I used to be prisoner of my comfort zone 

I have a life like everyone else, doing the same things everyday. okay, life is like this nothing impressing. beside i had dreams that i want to be true. ugh, dreams will never come true. i’m 23 years old, just done my studies as a nurse and i’m a mom. and i will find a job to broke my everyday’s routine. i got some weight, that’s normal after pregnancy. And life is like this i can’t change anything. That was my awful comfort zone talking.

What is the comfort zone by the way? 《 a situation in which you feel comfortable and in which your ability and determination are not being tested

i tried to lose weight many times, and i failed because i was doing it wrong. This time the luck stand by my side, i found a the right way to lose it and getting very motivate about it I can do it and that made sense to me. I was thinking if did this i could do more. But i didnt know what could i do i’m still the person who stoped dreaming, and there is no mountain to climb for me. I was thinking that i did everything in my life. Trust me i was feeling like the early man who just discovred fire for the first time. I asked myself many questions is this what i really want to be? What i really love to do? And how to find interesting things to do? The answers at the beginig were copining somebody else, but i dont want to be fake. It’s about being me.
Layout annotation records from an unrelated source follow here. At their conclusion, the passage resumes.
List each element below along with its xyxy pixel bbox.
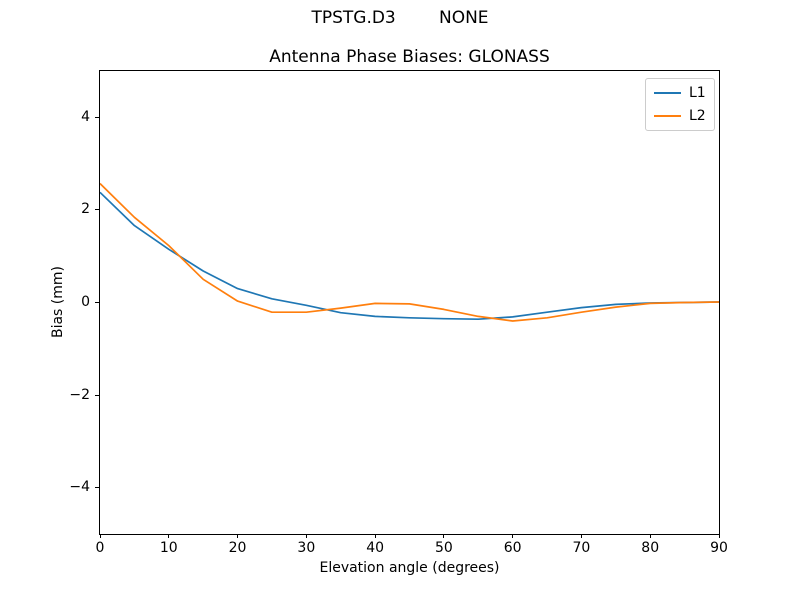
figure-suptitle: TPSTG.D3 NONE [311,8,489,28]
x-tick-mark [99,534,101,538]
y-tick-mark [95,116,99,118]
x-axis-label: Elevation angle (degrees) [319,560,500,576]
y-tick-label: 4 [81,108,90,125]
x-tick-label: 50 [434,540,453,556]
legend-line-sample [654,92,681,94]
series-line-L1 [100,191,719,321]
chart-lines-canvas [100,182,719,322]
x-tick-label: 90 [710,540,728,556]
x-tick-label: 30 [297,540,316,556]
chart-title: Antenna Phase Biases: GLONASS [269,47,550,67]
x-tick-label: 10 [159,540,178,556]
x-tick-mark [305,534,307,538]
y-tick-mark [95,209,99,211]
series-line-L2 [100,182,719,322]
y-tick-label: 0 [81,294,90,310]
legend-line-sample [654,115,681,117]
x-tick-mark [512,534,514,538]
x-tick-label: 20 [228,540,247,556]
y-tick-mark [95,487,99,489]
legend: L1 L2 [645,78,715,131]
y-tick-label: 2 [81,201,90,218]
plot-area [99,70,720,535]
x-tick-label: 0 [95,540,105,556]
y-tick-label: −4 [69,479,90,496]
legend-label: L1 [689,85,706,101]
legend-entry-L2: L2 [654,108,706,124]
x-tick-mark [237,534,239,538]
x-tick-mark [168,534,170,538]
y-tick-label: −2 [69,386,90,403]
y-tick-mark [95,302,99,303]
x-tick-label: 80 [641,540,660,556]
x-tick-label: 60 [503,540,522,556]
x-tick-label: 40 [366,540,385,556]
x-tick-mark [374,534,376,538]
x-tick-mark [718,534,720,538]
y-axis-label: Bias (mm) [50,265,66,339]
x-tick-label: 70 [572,540,591,556]
legend-entry-L1: L1 [654,85,706,101]
x-tick-mark [443,534,445,538]
x-tick-mark [580,534,582,538]
y-tick-mark [95,394,99,396]
x-tick-mark [649,534,651,538]
legend-label: L2 [689,108,706,124]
I started to do things that i love to do like listning to the music that i love, and changing small things like being more organized & trying to wake up early. And learn new things, guess what? I’m out of my c.z. I know what i want, and i’m sure that i’m walking the right line to get it.
And this blog, is a part of what i really want. I will post an article every saturday to keep my motivation, and motivat others and i promise to be honest with you guys.
Finally, i would like to say find your comfort zone and run away from it.